Ce que pourrait avoir sous-entendu Delphine Batho – même s’il ne s’agit pas de se faire son exégète -, c’est que les caisses de l’État sont tellement vides que se prépare un budget de rigueur, d’une rigueur sans précédent, qui, au-delà de quelques mesures politiques symboliques, ne répondra qu’à des logiques comptables – de la baisse arithmétique en guise de principe de gouvernement.

Bercy tout-puissant

Si ce n’est pas ce qu’a voulu sous-entendre Delphine Batho, d’autres, tant d’autres, hauts fonctionnaires le disent sur le ton de la confession à chaque occasion. La rumeur enfle dans Paris…

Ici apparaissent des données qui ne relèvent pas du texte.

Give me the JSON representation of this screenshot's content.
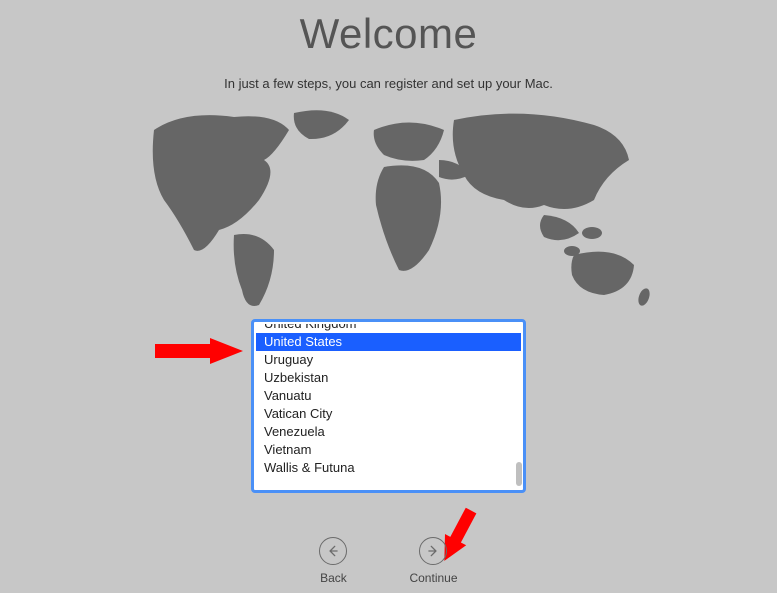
{
  "header": {
    "title": "Welcome",
    "subtitle": "In just a few steps, you can register and set up your Mac."
  },
  "countries": {
    "partial_top": "United Kingdom",
    "selected": "United States",
    "visible": [
      "United States",
      "Uruguay",
      "Uzbekistan",
      "Vanuatu",
      "Vatican City",
      "Venezuela",
      "Vietnam",
      "Wallis & Futuna"
    ]
  },
  "nav": {
    "back": "Back",
    "continue": "Continue"
  }
}
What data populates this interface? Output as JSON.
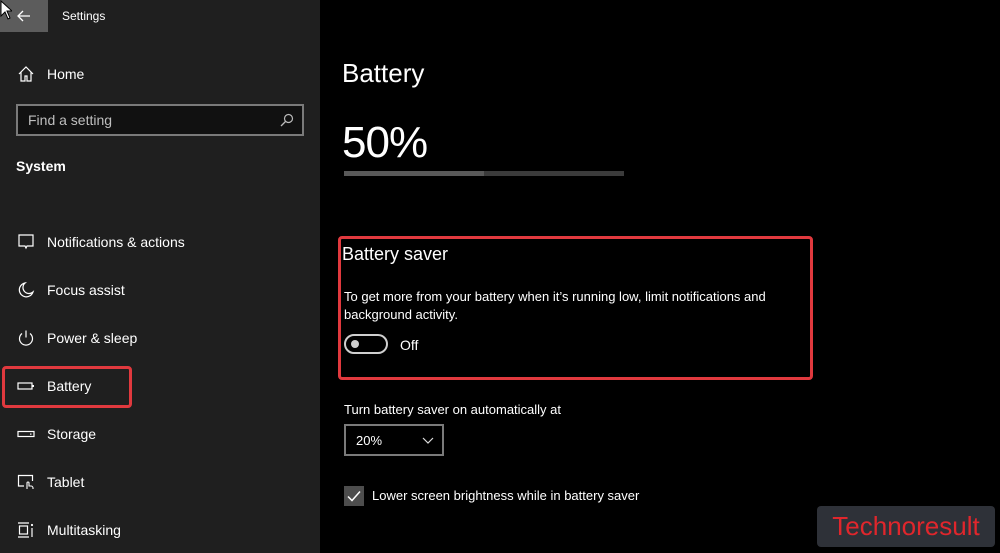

Que l’on ne s’y méprenne pas… On peut lire que Bercy, le ministère de l’Économie et des Finances, devrait supprimer 2000 postes d’ici à 2014. Mais il semblerait qu’en réalité un vaste mouvement de « transfert » soit en cours. Ainsi, un certain nombre de hauts fonctionnaires de Bercy, spécialistes reconnus de la gestion des comptes publics ou simples énarques formatés par quelques années au bon étage de la « forteresse », placés en mobilité, atterriraient à des postes stratégiques dans d’autres ministères où le personnel en place serait jugé, par tradition ou par formation, plus dispendieux… Quelle meilleure garantie pour voir appliquer les oukazes du Budget quand on sait, pertinemment, qu’il faudra serrer la ceinture – au risque d’étouffer – à l’écologie, à la santé ou à la culture…

Agir ainsi, c’est commettre une grave erreur et prendre un risque pour l’avenir. Donner tous les pouvoirs à Bercy et à la direction du budget, c’est comme laisser la « troïka » sortir seule la Grèce de la crise.

Plus d’un haut fonctionnaire, flirtant aujourd’hui avec la quarantaine, a eu le plaisir de se voir enseigner les techniques quantitatives de gestion, la comptabilité publique, par un hiérarque – à la personnalité haute en couleur – de la Cour des Comptes. En début de 2ème année de la section Service Public, il les accueillait rue Saint-Guillaume avec une formule dont il savourait par avance l’effet : « On me demande de faire de vous des comptables, Sciences-Po fournit les tables… ».

Le renvoi de Delphine Batho annonce un débat budgétaire passionnant… et forcément déterminant.